Church employees that run afoul of basic moral tenets of church employers are often terminated.  Whether this is good church policy or not depends on the situation and depends on the alternatives available.  Unfortunately, sometimes it is a financial question because some members may not want their offerings used to deal with the consequences of sin in others who fail to hide the sin.

In Kelley v Decatur Baptist Church, Memorandum and Order (ND Ala., NE Div. 2018), the federal district court did not dismiss the Plaintiff’s case because the Plaintiff alleged she was terminated because she was pregnant in violation of Title VII.  She also alleged she was a “maintenance” and child daycare employee.  The church alleged the pregnancy was out of wed lock and that the Plaintiff “sowed discord” among the daycare employees, neither reason being governed by Title VII.  The church also asserted the first reason for termination was driven by beliefs protected by the Ecclesiastical Abstention Doctrine and the Ministerial Exception Doctrine because the Plaintiff was a “minister.”  The case was not dismissed because the Court had to assume as true the allegations in the Complaint at this stage of the proceedings and that at best there was a factual dispute that could not be resolved at this stage.  The case will proceed into discovery and possibly other proceedings.
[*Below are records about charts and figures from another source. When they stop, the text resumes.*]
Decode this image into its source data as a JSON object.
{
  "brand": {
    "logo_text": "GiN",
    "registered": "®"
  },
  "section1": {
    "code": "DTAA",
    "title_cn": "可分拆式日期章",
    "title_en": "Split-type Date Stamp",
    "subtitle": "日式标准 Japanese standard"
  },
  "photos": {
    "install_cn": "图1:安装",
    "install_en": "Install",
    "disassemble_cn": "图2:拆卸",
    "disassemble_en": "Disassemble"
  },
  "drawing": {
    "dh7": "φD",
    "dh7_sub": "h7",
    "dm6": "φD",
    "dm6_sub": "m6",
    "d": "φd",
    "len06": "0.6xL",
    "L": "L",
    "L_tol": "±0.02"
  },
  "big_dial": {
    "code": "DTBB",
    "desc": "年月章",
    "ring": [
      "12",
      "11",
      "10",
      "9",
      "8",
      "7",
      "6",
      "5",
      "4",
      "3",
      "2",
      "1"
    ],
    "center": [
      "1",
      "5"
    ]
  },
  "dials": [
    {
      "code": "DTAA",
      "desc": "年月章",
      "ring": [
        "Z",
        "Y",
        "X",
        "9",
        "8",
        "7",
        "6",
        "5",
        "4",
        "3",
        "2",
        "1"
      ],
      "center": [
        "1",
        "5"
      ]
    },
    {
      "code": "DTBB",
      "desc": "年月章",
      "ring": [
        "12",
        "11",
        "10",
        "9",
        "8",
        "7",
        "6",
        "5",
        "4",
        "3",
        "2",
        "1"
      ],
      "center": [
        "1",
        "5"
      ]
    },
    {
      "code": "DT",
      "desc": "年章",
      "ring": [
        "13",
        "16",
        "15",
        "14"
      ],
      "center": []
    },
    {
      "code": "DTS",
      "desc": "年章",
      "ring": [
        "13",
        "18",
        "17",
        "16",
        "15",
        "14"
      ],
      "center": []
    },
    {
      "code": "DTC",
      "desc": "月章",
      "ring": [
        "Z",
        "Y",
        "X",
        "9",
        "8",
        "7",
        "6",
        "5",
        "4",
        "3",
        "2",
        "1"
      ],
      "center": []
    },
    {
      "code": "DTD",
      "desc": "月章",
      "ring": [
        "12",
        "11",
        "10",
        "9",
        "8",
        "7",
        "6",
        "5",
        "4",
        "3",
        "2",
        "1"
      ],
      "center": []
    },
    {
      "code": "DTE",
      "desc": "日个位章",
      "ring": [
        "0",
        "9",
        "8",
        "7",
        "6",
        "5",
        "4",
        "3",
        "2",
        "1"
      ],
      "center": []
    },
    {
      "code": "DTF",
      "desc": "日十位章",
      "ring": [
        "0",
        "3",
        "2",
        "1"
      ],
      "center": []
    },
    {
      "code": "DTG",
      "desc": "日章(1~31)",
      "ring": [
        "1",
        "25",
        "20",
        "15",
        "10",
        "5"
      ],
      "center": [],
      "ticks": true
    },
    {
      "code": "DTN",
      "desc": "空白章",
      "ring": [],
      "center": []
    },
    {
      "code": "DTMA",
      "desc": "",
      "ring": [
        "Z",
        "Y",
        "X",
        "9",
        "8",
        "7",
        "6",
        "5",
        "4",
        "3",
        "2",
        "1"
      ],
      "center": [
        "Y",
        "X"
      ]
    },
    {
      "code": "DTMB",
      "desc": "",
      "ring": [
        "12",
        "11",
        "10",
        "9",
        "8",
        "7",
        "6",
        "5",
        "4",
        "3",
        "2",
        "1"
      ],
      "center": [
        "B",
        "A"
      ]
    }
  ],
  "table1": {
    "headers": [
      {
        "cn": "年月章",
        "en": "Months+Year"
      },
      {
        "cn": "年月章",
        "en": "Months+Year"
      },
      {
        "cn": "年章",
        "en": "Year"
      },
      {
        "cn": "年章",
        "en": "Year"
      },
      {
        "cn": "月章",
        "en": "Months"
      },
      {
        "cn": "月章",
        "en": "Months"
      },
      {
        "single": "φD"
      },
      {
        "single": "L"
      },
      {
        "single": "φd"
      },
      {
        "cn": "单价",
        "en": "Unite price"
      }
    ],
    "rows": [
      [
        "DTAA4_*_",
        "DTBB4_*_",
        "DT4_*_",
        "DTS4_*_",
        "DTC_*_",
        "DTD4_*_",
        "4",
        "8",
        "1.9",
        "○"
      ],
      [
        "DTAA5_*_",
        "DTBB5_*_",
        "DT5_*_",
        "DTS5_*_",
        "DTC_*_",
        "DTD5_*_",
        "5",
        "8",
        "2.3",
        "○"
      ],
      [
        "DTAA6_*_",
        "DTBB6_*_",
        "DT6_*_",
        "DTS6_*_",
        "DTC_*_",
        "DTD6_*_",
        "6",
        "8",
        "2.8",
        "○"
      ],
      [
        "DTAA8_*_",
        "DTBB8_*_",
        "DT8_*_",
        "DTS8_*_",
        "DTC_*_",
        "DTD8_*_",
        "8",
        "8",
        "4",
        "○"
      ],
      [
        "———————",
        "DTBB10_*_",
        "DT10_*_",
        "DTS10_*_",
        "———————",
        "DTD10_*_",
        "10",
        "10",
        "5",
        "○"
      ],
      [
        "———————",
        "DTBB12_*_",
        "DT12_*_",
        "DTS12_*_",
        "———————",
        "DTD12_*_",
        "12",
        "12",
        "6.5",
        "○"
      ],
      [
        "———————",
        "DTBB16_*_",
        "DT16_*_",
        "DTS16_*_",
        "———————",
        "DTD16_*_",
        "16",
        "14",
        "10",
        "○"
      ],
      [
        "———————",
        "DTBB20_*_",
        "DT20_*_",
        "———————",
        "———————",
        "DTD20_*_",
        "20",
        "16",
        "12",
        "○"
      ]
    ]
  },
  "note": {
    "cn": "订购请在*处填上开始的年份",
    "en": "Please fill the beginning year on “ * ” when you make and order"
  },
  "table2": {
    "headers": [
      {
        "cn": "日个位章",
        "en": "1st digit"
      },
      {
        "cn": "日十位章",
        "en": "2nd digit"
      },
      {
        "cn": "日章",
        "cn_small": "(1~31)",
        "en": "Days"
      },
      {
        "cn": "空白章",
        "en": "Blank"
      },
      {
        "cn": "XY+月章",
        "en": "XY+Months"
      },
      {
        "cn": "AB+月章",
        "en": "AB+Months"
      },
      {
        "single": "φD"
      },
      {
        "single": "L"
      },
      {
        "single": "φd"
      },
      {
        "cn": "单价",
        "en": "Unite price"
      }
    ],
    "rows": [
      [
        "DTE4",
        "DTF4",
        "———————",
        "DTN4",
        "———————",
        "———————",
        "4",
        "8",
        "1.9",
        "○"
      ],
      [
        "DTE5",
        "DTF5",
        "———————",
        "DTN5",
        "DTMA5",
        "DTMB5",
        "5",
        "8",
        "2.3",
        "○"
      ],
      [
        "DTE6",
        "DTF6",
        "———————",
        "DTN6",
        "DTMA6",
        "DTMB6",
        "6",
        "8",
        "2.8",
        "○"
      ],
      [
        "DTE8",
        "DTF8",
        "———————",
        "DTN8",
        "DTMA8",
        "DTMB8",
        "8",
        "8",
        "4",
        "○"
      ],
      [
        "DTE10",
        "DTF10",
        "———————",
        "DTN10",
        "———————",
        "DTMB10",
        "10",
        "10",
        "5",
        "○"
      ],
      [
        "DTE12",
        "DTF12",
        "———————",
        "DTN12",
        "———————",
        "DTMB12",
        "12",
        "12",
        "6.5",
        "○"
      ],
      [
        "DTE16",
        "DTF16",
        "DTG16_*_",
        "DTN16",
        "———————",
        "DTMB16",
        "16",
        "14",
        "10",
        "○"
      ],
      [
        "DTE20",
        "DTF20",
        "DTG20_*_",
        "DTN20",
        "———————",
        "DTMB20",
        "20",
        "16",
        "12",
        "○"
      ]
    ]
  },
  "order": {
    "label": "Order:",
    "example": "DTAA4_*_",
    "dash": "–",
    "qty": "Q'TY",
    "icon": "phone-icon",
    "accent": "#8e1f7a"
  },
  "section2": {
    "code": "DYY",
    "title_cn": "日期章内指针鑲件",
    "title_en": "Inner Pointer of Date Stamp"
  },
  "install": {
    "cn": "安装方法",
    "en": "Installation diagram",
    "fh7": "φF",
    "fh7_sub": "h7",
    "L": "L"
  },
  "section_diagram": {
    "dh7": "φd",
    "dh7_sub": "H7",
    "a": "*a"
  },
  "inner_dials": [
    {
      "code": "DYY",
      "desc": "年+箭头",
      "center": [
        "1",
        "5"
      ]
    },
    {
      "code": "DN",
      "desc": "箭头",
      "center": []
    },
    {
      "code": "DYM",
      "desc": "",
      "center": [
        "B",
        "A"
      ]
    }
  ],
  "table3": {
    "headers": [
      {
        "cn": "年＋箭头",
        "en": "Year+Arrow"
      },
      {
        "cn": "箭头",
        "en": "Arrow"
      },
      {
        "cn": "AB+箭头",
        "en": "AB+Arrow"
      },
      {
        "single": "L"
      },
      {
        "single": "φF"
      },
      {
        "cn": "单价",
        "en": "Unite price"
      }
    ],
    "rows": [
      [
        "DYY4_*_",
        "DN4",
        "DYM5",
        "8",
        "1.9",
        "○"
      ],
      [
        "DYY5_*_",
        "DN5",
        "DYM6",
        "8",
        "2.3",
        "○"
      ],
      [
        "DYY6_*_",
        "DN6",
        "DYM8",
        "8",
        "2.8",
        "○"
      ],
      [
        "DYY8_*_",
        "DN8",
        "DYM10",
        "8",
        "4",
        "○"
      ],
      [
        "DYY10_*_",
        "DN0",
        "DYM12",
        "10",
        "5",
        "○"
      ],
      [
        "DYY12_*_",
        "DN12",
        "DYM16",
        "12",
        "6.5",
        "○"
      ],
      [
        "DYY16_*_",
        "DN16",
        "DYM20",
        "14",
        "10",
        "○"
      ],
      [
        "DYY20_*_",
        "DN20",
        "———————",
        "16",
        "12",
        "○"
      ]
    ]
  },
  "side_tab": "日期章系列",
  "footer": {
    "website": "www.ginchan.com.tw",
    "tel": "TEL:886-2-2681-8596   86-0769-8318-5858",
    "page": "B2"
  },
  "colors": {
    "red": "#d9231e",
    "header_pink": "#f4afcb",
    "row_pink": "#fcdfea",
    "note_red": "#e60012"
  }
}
There might not have been a factual dispute if as a new employee the Plaintiff had acknowledged by signing a document describing her position and its duties as ministerial or if there had been an employee handbook similarly acknowledged that contained similar language.  Such an employee handbook might have contained a morals clause that expressly listed pregnancy out of wed lock, for the father and the mother, as disqualifying criteria for working with the children entrusted to the church.  The troubling aspects of the situation may have been reduced if the church had engaged and paid a license professional counselor to counsel the Plaintiff to reduce or end the “discord” among child care workers, especially if that effort failed, and to help her make the adjustment to motherhood.  The Scarlet “S” approach, if the church took that approach as the Court’s opinion seems to suggest, did not seem to work so well.